Thirty’s the new twenty. Just wanted to see it in words. Actually, I like and dislike this phrase. I like it because I can’t help but hear Jay-Z’s voice in his song “30 Something” :
“I use to wear my hoodie like that (like that)
pile deep in the hoopty like that (like that)
now I got black cards, good credit and such
bae boy, cause I’m all grown up”
I dislike it because I want to be recognized as 30, not 20. What a difference a decade makes! I like the 20-year-old Erin, with her goofy rap moves, skinny-dipping tendencies, and gator-hunting experience. She was ancy and restless, like a dog trying to drink life from a firehose, a goofy skinny-dipping hunter, sailing on the winds of her emotions. She’s still in there, but at 30 I realize the truth of “with age comes wisdom.” I am not so anxious to “make” my life happen, I am more anxious to keep my eyes open as it unfolds, trusting more in what is happening behind the scenes, than in what I can see or feel in this moment. I’m learning. I’m learning that I’m in the middle of a painful and beautiful process of losing me, and staying quiet and still enough to be guided by the Spirit. I’m realizing just how selfish and experience-driven I can be, how I can demand of others what is not theirs to give. I am learning to, in poet Mary Oliver’s words, “Love yourself. Then forget it. Then, love the world.” Oh, so slowly. Oh, so hard.
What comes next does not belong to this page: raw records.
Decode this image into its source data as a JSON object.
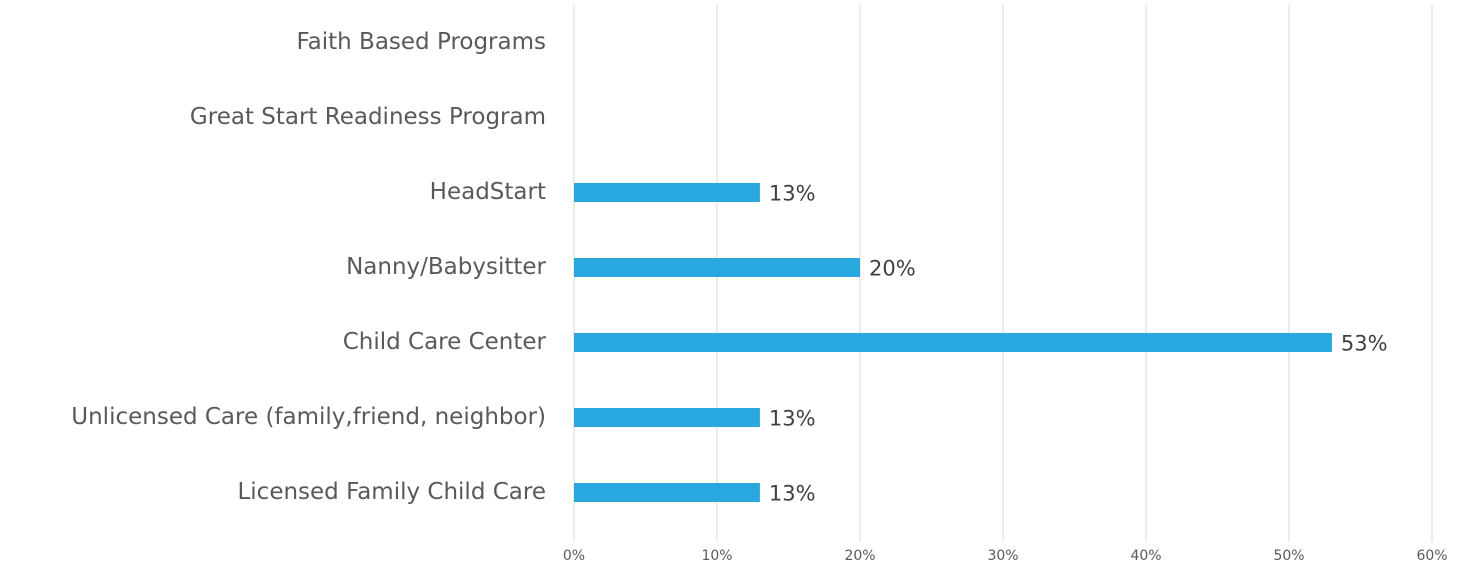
{
  "chart_data": {
    "type": "barh",
    "categories": [
      "Faith Based Programs",
      "Great Start Readiness Program",
      "HeadStart",
      "Nanny/Babysitter",
      "Child Care Center",
      "Unlicensed Care (family,friend, neighbor)",
      "Licensed Family Child Care"
    ],
    "values": [
      0,
      0,
      13,
      20,
      53,
      13,
      13
    ],
    "value_labels": [
      null,
      null,
      "13%",
      "20%",
      "53%",
      "13%",
      "13%"
    ],
    "color": "#29a8e0",
    "xlim": [
      0,
      60
    ],
    "xticks": [
      {
        "value": 0,
        "label": "0%"
      },
      {
        "value": 10,
        "label": "10%"
      },
      {
        "value": 20,
        "label": "20%"
      },
      {
        "value": 30,
        "label": "30%"
      },
      {
        "value": 40,
        "label": "40%"
      },
      {
        "value": 50,
        "label": "50%"
      },
      {
        "value": 60,
        "label": "60%"
      }
    ],
    "grid": true
  }
}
So, I had this silly idea that I would wake up on the morning of my birthday and feel depressed. At twenty, my vistas for myself in ten years were incredible. I worried that I would wake up to: No man, no kids, no platinum records, no published books, I haven’t (yet) learned Spanish or the guitar fluently. I haven’t finished grad school, I haven’t attended classes at Oxford, etc. etc. but instead I woke up grateful. Thank you, Jesus, for my life! I have life!
The day continued in gratitude…I talked with friends on the phone near and far, an old friend from college I haven’t spoken to in years remembered it was my birthday, my roommate had given me a card written in beautiful words and balloons outside my door, etc. etc. and I’m not even on facebook! Heidi (my close friend) sent me a package, I recieved a birthday card from her mom and sister, and the newly married Kristian Campbell, who had her second wedding here in March, had hidden a very generous gift in my room. My friend Michelle had set me up with a facial at the very posh salon she works at. And then I got to sit on on a fiction workshop, drive down A1A, get a manicure and pedicure from Michelle herself, and then watch my worlds collide at DaDa’s, a really quirky restaurant in Delray Beach.
Friends, new and old, met me there, along with my brother and sister-in-law, who left their 3 kids with their friend Tina. (Thanks, Tina!) That was a gift in itself. My neighbors came, friends from FAU were there, girls from my Real Sex study, a old co-worker from my high school teaching days, Janny, came. The idea was to tell stories and sing songs and read poetry…an open mic night, if you will. Those things are my favorite, and I have so many talented friends. My roommate, Becca the amazing, played a song she wrote, “Grace,” and some Patty Griffin, my friend Grant also sang. Jill Bergkamp, my poet friend from FAU was there with her husband, Steve. Jill (pictured here…don’t kill me Jill, I think you look beautiful)
read a poem by Mary Oliver called “To Begin with, the Sweet Grass.” The poem made me cry (I hate crying in front of people!) but it was so beautiful I couldn’t help it. To me, this poem does to me what laughing with my neices, or singing along with Mumford & Sons, or climbing a mountain does.